Date of Award

Spring 2018

Degree Name

Bachelor of Science



First Advisor

David Reuman

Second Advisor

Dina Anselmi


This study was a continuation of the ongoing Trinity metacognition project investigating the metacognitive awareness and skills of middle school students. The present study examined whether there were gender differences in the ways metacognition is used in two different subject areas: social studies and math. It also investigated whether gender has an effect on how students use metacognition in these two school subjects. Students in the sixth, seventh, and eighth grade were surveyed about their metacognitive and motivational awareness in math and social studies. Results showed that female students used metacognition more than male students in both math and social studies, and that male and female students both adopt a domain-general approach to metacognition, meaning that they use the same skills to help them learn in both school subjects. It was also found that male and female students are both motivated to learn in math and social studies, but female students showed higher engagement than male students in social studies.

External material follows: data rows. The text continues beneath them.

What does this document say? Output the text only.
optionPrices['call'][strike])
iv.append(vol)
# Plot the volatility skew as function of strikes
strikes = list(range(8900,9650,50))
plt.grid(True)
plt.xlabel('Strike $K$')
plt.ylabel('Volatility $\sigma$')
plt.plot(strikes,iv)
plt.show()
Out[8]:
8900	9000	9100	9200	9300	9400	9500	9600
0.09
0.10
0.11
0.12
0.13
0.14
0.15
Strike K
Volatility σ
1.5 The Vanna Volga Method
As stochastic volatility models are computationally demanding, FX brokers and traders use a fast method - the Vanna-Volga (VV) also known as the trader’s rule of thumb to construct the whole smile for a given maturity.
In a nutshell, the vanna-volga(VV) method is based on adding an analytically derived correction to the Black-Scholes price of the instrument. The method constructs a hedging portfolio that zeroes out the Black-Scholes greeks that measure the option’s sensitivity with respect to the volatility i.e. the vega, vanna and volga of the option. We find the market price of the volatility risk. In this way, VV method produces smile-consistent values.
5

Female students also believed that they could enhance their abilities in social studies through time and effort more often than males. In math, males and females both believed that they could enhance their abilities through time and effort. These results suggest that female students are more likely than male students to use metacognitive skills to help them learn across school subjects, and that male and female students are usually motivated to the same degree, except female students are higher in engagement and ability beliefs than male students only in social studies.


Senior thesis completed at Trinity College for the degree of Bachelor of Science in Psychology.